The Impact of fees

September 06

This month I have remortgaged three properties - I had been meaning to get around to them for a while, since the market has been good, and there has been a lot of equity sitting in them.

As I have said before, I always use a financial advisor to help with my remortgages, and recommend that any investor do the same.

One of the things that surprised me was how high the fees were on many products, compared to a few years ago.

So, he and I got talking about how best to account for fees when comparing mortgages.

One approach, that many investors take, is to rely on the fact that fees can be added to the mortgage, and therefore just work out the uplift on monthly payments once they have been added on.

However, this approach does not appeal to me, particularly when used as a basis for comparing mortgages.

It is not at all uncommon in the property investment world to take out fixed-rate mortgages for periods of 2, 3 or 5 years. The problem comes at the end of these fixed periods, when interest rates can go up. In my case, a couple of the mortgages had gone up from under five percent to over six-and-a-half per cent.

One-and-a-half percent does not sound like a huge change, but proportionally, it is massive. For every thousand pound paid in interest during the fixed period, I stood to pay thirteen hundred pounds now (which over a block of properties, can add up to substantial sums.)

Comparing two potential mortgages is something that needs a little thought. One issue is the length of the fixed period - generally, the longer a rate is fixed for, the higher the level at which the rate will be fixed.

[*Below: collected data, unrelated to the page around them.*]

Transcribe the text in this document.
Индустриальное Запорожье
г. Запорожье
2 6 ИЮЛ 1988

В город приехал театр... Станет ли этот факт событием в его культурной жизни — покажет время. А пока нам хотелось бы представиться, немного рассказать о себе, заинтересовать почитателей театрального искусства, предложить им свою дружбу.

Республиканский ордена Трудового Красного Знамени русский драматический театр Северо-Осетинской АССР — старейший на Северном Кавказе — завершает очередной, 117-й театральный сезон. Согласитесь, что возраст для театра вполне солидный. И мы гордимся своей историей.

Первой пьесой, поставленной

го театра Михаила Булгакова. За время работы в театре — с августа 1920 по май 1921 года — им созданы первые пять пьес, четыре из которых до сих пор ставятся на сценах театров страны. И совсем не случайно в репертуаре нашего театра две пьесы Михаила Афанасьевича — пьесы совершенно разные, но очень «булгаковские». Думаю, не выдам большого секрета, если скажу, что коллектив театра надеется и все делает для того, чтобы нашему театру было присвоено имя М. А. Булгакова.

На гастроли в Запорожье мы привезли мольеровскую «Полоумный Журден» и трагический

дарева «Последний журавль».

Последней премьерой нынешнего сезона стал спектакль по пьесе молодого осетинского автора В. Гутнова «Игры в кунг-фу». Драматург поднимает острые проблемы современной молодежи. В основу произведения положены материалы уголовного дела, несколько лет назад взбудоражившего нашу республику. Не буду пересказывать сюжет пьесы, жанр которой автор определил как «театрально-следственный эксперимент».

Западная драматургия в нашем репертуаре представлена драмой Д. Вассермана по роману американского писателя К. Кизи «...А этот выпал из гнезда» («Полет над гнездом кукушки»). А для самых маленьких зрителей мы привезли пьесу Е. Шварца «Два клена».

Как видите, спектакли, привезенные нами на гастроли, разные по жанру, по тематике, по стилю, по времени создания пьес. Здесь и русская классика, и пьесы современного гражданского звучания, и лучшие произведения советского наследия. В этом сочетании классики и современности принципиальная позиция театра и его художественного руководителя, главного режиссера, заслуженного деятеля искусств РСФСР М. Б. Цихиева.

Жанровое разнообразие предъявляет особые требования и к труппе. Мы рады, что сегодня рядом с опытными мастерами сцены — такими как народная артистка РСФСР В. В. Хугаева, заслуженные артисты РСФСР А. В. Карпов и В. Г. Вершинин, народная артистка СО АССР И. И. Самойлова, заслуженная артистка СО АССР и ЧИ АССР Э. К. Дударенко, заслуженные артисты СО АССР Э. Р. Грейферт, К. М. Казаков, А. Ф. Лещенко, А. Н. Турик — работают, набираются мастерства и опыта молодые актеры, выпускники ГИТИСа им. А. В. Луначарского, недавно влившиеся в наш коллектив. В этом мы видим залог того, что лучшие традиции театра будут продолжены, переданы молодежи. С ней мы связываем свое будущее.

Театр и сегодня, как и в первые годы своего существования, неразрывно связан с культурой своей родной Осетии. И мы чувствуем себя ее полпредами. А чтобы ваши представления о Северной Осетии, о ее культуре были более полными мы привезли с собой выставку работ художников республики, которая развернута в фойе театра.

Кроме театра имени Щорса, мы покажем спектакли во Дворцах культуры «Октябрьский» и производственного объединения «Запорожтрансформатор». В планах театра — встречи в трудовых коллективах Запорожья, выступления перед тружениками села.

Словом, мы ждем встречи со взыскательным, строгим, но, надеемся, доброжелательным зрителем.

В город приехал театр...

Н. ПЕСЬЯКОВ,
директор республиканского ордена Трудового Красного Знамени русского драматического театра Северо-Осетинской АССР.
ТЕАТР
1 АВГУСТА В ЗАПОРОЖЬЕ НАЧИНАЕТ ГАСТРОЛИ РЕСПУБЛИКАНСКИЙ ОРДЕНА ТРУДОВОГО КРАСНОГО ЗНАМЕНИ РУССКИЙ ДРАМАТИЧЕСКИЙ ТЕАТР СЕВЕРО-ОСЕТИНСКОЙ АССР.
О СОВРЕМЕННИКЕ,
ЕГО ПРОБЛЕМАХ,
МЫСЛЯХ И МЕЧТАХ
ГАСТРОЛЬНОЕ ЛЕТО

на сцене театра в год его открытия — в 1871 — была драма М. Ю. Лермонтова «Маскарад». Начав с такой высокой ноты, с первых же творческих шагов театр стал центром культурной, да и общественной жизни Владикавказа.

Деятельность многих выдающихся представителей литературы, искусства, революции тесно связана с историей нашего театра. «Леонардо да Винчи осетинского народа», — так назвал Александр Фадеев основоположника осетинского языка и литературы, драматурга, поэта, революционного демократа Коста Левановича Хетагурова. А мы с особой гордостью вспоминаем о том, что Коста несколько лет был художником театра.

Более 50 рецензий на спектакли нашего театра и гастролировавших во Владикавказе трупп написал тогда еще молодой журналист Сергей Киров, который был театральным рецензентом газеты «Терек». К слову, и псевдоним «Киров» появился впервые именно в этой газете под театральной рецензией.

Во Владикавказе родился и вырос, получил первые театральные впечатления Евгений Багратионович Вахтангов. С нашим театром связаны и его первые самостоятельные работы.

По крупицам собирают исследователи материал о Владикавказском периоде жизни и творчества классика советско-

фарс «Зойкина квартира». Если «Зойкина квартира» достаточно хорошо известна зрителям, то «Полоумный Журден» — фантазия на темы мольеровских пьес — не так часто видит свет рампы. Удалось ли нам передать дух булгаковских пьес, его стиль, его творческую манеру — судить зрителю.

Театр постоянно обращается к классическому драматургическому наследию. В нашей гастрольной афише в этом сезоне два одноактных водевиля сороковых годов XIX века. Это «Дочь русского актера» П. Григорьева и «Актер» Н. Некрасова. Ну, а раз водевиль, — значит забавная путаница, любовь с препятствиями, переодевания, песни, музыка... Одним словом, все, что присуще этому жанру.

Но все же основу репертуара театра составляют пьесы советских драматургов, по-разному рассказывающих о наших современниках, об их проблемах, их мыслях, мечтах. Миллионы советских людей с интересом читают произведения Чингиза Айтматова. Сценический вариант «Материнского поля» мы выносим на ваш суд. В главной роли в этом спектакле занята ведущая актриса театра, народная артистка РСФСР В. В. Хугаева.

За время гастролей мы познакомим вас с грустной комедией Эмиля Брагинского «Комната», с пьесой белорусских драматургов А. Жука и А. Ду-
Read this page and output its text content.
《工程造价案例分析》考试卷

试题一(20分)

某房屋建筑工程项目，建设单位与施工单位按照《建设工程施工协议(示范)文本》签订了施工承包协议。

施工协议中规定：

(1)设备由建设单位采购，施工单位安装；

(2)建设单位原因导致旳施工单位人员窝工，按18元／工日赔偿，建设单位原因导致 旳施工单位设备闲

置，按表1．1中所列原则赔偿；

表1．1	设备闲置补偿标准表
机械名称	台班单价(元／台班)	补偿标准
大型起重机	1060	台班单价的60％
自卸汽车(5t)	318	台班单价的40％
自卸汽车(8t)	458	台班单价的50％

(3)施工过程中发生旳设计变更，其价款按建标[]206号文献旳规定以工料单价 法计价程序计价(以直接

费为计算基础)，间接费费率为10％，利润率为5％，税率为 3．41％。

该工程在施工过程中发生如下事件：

So, to compare apples with apples, I looked at three three-year fixed term options.

  • Option 1 at 5.79 per cent, no fees
  • Option 2 at 5.19 per cent, fees of 1.5 per cent
  • Option 3 at 5.49 per cent, fixed fee of 599

The mortgage on this property was for 191,500, so the interest payable (excluding fees) would be:

  • Option 1 - 924 per calendar month
  • Option 2 - 828 per calendar month
  • Option 3 - 876 per calendar month

    A clear winner for option 2, were it not for those pesky fees.

    The way that I decided to treat the fees was to treat them as short-term loans, that had to be paid off during the course of the mortgage.

    This means that the fees had to be treated as:

    • Option 1 - 0 per calendar month
    • Option 2 - 80 per calendar month
    • Option 3 - 17 per calendar month

    Which made the total costs:

    • Option 1 - 924 per calendar month
    • Option 2 - 908 per calendar month
    • Option 3 - 893 per calendar month

    All of a sudden, Option 3 became the clear winner.

    Now, all this was well and good, but the really good news was that, having decided to treat fees this way, it gave me a way to think about comparing mortgages with DIFFERENT fixed-rate periods.

    In fact, I decided, after doing this, to go for an 18-month fixed period (with relatively low fees.)

    Doing this minimised my monthly payments, and opened up the option to refinance (or sell without penalty) at that point, rather than being locked in for 3 years...

    ... however, the downside is that if, in 18 months time, rates are somewhat higher, and I hold (as seems likely based on my past track record), then I COULD end up paying rather more for my mortgage during the second half of the three years.

    You can probably guess the punchline - I STRONGLY recommend that you go and see an independant financial advisor to present you different mortgage options...

    ... but I also recommend that you sit down with him/her and ask them how they are treating fees when comparing different products.